Nobody foresaw clearly in the immediate aftermath of the general election the Corbyn surge, least of all himself and his closest allies like John McDonnell, as they freely admit. It was the growing mass anger, which had been stored up in the whole of the previous period, which led to his victory. This could have found an outlet earlier if the left trade union leaders had acted to form a new party. The mood for this was so powerful that it seized hold of the Corbyn campaign to open a new road in the anti-austerity struggle.
The Labour right-wing’s real political support, even in the 1980s, rested primarily in the apparatus of the Labour party and the right-wing led unions, and was very weak. Witness the great success at that time of the left symbolised in the growth of Militant into a substantial force leading mass movements in Liverpool and against the poll tax, as well as the support for the movement around Tony Benn. Initially, the right were forced to bend to prevailing political winds, adopting a left face, amidst a pronounced swing towards the left, both within the union movement and in the Labour Party itself.
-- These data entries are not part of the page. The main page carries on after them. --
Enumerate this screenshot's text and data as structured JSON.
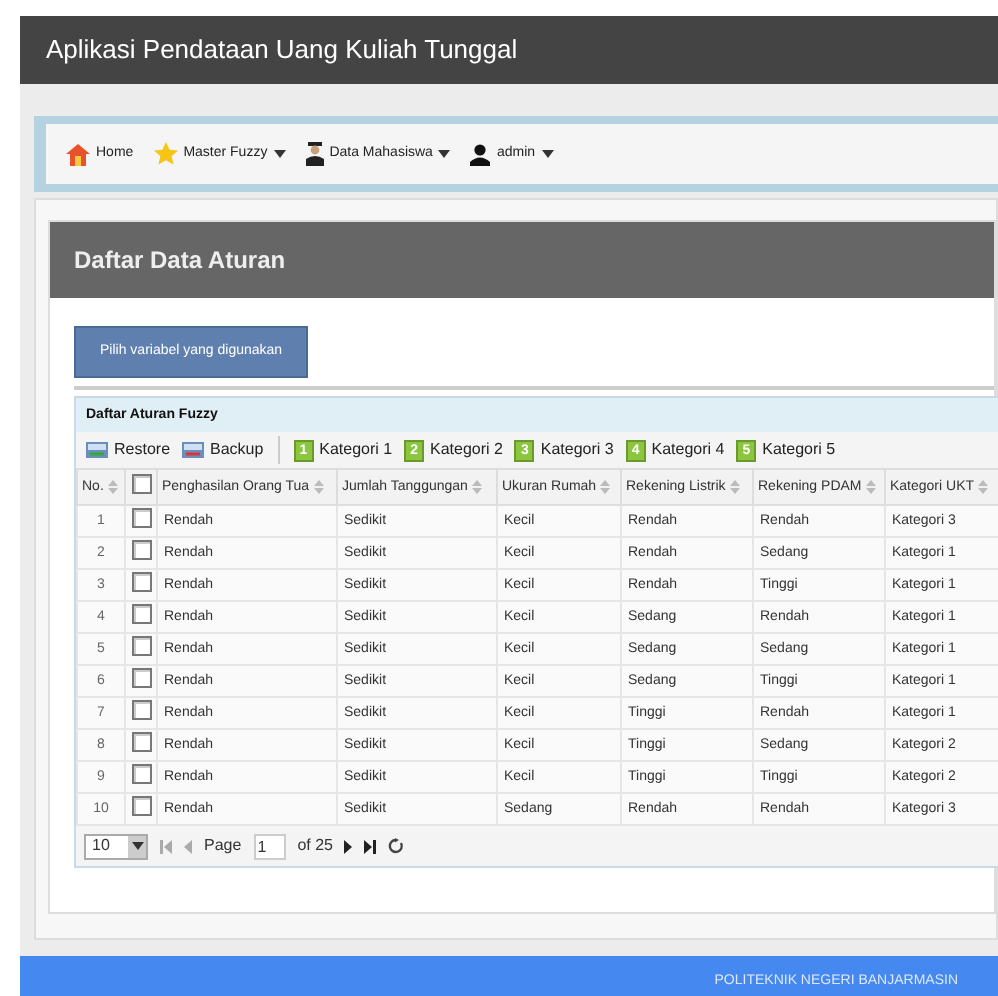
{
  "app_title": "Aplikasi Pendataan Uang Kuliah Tunggal",
  "nav": [
    {
      "kind": "home",
      "label": "Home",
      "dropdown": false
    },
    {
      "kind": "star",
      "label": "Master Fuzzy",
      "dropdown": true
    },
    {
      "kind": "student",
      "label": "Data Mahasiswa",
      "dropdown": true
    },
    {
      "kind": "user",
      "label": "admin",
      "dropdown": true
    }
  ],
  "panel_title": "Daftar Data Aturan",
  "choose_button": "Pilih variabel yang digunakan",
  "grid": {
    "title": "Daftar Aturan Fuzzy",
    "toolbar": [
      {
        "kind": "restore",
        "label": "Restore"
      },
      {
        "kind": "backup",
        "label": "Backup"
      },
      {
        "kind": "separator"
      },
      {
        "kind": "badge",
        "badge": "1",
        "label": "Kategori 1"
      },
      {
        "kind": "badge",
        "badge": "2",
        "label": "Kategori 2"
      },
      {
        "kind": "badge",
        "badge": "3",
        "label": "Kategori 3"
      },
      {
        "kind": "badge",
        "badge": "4",
        "label": "Kategori 4"
      },
      {
        "kind": "badge",
        "badge": "5",
        "label": "Kategori 5"
      }
    ],
    "columns": [
      {
        "kind": "text",
        "label": "No."
      },
      {
        "kind": "checkbox",
        "checked": false
      },
      {
        "kind": "text",
        "label": "Penghasilan Orang Tua"
      },
      {
        "kind": "text",
        "label": "Jumlah Tanggungan"
      },
      {
        "kind": "text",
        "label": "Ukuran Rumah"
      },
      {
        "kind": "text",
        "label": "Rekening Listrik"
      },
      {
        "kind": "text",
        "label": "Rekening PDAM"
      },
      {
        "kind": "text",
        "label": "Kategori UKT"
      }
    ],
    "rows": [
      {
        "cells": [
          {
            "kind": "number",
            "text": "1"
          },
          {
            "kind": "checkbox",
            "checked": false
          },
          {
            "kind": "text",
            "text": "Rendah"
          },
          {
            "kind": "text",
            "text": "Sedikit"
          },
          {
            "kind": "text",
            "text": "Kecil"
          },
          {
            "kind": "text",
            "text": "Rendah"
          },
          {
            "kind": "text",
            "text": "Rendah"
          },
          {
            "kind": "text",
            "text": "Kategori 3"
          }
        ]
      },
      {
        "cells": [
          {
            "kind": "number",
            "text": "2"
          },
          {
            "kind": "checkbox",
            "checked": false
          },
          {
            "kind": "text",
            "text": "Rendah"
          },
          {
            "kind": "text",
            "text": "Sedikit"
          },
          {
            "kind": "text",
            "text": "Kecil"
          },
          {
            "kind": "text",
            "text": "Rendah"
          },
          {
            "kind": "text",
            "text": "Sedang"
          },
          {
            "kind": "text",
            "text": "Kategori 1"
          }
        ]
      },
      {
        "cells": [
          {
            "kind": "number",
            "text": "3"
          },
          {
            "kind": "checkbox",
            "checked": false
          },
          {
            "kind": "text",
            "text": "Rendah"
          },
          {
            "kind": "text",
            "text": "Sedikit"
          },
          {
            "kind": "text",
            "text": "Kecil"
          },
          {
            "kind": "text",
            "text": "Rendah"
          },
          {
            "kind": "text",
            "text": "Tinggi"
          },
          {
            "kind": "text",
            "text": "Kategori 1"
          }
        ]
      },
      {
        "cells": [
          {
            "kind": "number",
            "text": "4"
          },
          {
            "kind": "checkbox",
            "checked": false
          },
          {
            "kind": "text",
            "text": "Rendah"
          },
          {
            "kind": "text",
            "text": "Sedikit"
          },
          {
            "kind": "text",
            "text": "Kecil"
          },
          {
            "kind": "text",
            "text": "Sedang"
          },
          {
            "kind": "text",
            "text": "Rendah"
          },
          {
            "kind": "text",
            "text": "Kategori 1"
          }
        ]
      },
      {
        "cells": [
          {
            "kind": "number",
            "text": "5"
          },
          {
            "kind": "checkbox",
            "checked": false
          },
          {
            "kind": "text",
            "text": "Rendah"
          },
          {
            "kind": "text",
            "text": "Sedikit"
          },
          {
            "kind": "text",
            "text": "Kecil"
          },
          {
            "kind": "text",
            "text": "Sedang"
          },
          {
            "kind": "text",
            "text": "Sedang"
          },
          {
            "kind": "text",
            "text": "Kategori 1"
          }
        ]
      },
      {
        "cells": [
          {
            "kind": "number",
            "text": "6"
          },
          {
            "kind": "checkbox",
            "checked": false
          },
          {
            "kind": "text",
            "text": "Rendah"
          },
          {
            "kind": "text",
            "text": "Sedikit"
          },
          {
            "kind": "text",
            "text": "Kecil"
          },
          {
            "kind": "text",
            "text": "Sedang"
          },
          {
            "kind": "text",
            "text": "Tinggi"
          },
          {
            "kind": "text",
            "text": "Kategori 1"
          }
        ]
      },
      {
        "cells": [
          {
            "kind": "number",
            "text": "7"
          },
          {
            "kind": "checkbox",
            "checked": false
          },
          {
            "kind": "text",
            "text": "Rendah"
          },
          {
            "kind": "text",
            "text": "Sedikit"
          },
          {
            "kind": "text",
            "text": "Kecil"
          },
          {
            "kind": "text",
            "text": "Tinggi"
          },
          {
            "kind": "text",
            "text": "Rendah"
          },
          {
            "kind": "text",
            "text": "Kategori 1"
          }
        ]
      },
      {
        "cells": [
          {
            "kind": "number",
            "text": "8"
          },
          {
            "kind": "checkbox",
            "checked": false
          },
          {
            "kind": "text",
            "text": "Rendah"
          },
          {
            "kind": "text",
            "text": "Sedikit"
          },
          {
            "kind": "text",
            "text": "Kecil"
          },
          {
            "kind": "text",
            "text": "Tinggi"
          },
          {
            "kind": "text",
            "text": "Sedang"
          },
          {
            "kind": "text",
            "text": "Kategori 2"
          }
        ]
      },
      {
        "cells": [
          {
            "kind": "number",
            "text": "9"
          },
          {
            "kind": "checkbox",
            "checked": false
          },
          {
            "kind": "text",
            "text": "Rendah"
          },
          {
            "kind": "text",
            "text": "Sedikit"
          },
          {
            "kind": "text",
            "text": "Kecil"
          },
          {
            "kind": "text",
            "text": "Tinggi"
          },
          {
            "kind": "text",
            "text": "Tinggi"
          },
          {
            "kind": "text",
            "text": "Kategori 2"
          }
        ]
      },
      {
        "cells": [
          {
            "kind": "number",
            "text": "10"
          },
          {
            "kind": "checkbox",
            "checked": false
          },
          {
            "kind": "text",
            "text": "Rendah"
          },
          {
            "kind": "text",
            "text": "Sedikit"
          },
          {
            "kind": "text",
            "text": "Sedang"
          },
          {
            "kind": "text",
            "text": "Rendah"
          },
          {
            "kind": "text",
            "text": "Rendah"
          },
          {
            "kind": "text",
            "text": "Kategori 3"
          }
        ]
      }
    ],
    "pager": {
      "page_size": "10",
      "page_label": "Page",
      "page": "1",
      "of_label": "of 25"
    }
  },
  "footer": "POLITEKNIK NEGERI BANJARMASIN"
}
They only gained a modicum of support later, through repression and purges, particularly against Militant but of others on the left as well. This was reinforced by the defeats of the working class: the miners’ strike, the battles in Liverpool, etc, (in which, moreover, they, together with right-wing union leaders, were complicit in bringing about), and the ideological setback of the seeming triumph of capitalism following the collapse of Stalinism.
The attacks on Militant, as we pointed out at the time, represented the beginning of the end of the Labour Party as a specifically workers’ party at bottom. Marxists had described it as a bourgeois workers’ party – a pro-capitalist leadership resting on a worker base. However, subsequent events, with the assumption to the Labour leadership of Blair and his implementation of a right-wing political and organisational strategy, prepared the ground for his political ‘counter-revolution’. This resulted over time in completely changing the party’s basic working class character.
It is ironic that the right, during the leadership election, raised the ‘spectre’ of a future ‘purge’ against Blairite MPs, by which they meant mandatory reselection. Therefore they pursued their own pre-emptive ‘purge’ by disqualifying an estimated 50,000 potential voters in the leadership campaign. Even this did not prevent the onward march of Corbyn and the left.
However, this will not deter the right from pursuing a war of attrition against Corbyn and the left, to nullify the wider effects of his victory and also to seek to water down and undermine Corbyn’s more radical policies. At the same time, they have already surrounded him physically and politically in the new shadow cabinet, which is stuffed with open or concealed opponents seeking the first opportunity to return to a Blairite agenda.
Massive counter pressure must be organised against the blackmail and political intimidation of Labour’s right. The fate of working people is at stake here with a great opportunity to create a new mass socialist force which can begin to transform the situation and open up a new socialist road. Similar opportunities have been lost here and in other countries in the past to radically change conditions in favour of working people and their families. We are now presented with a new opportunity which must not be lost!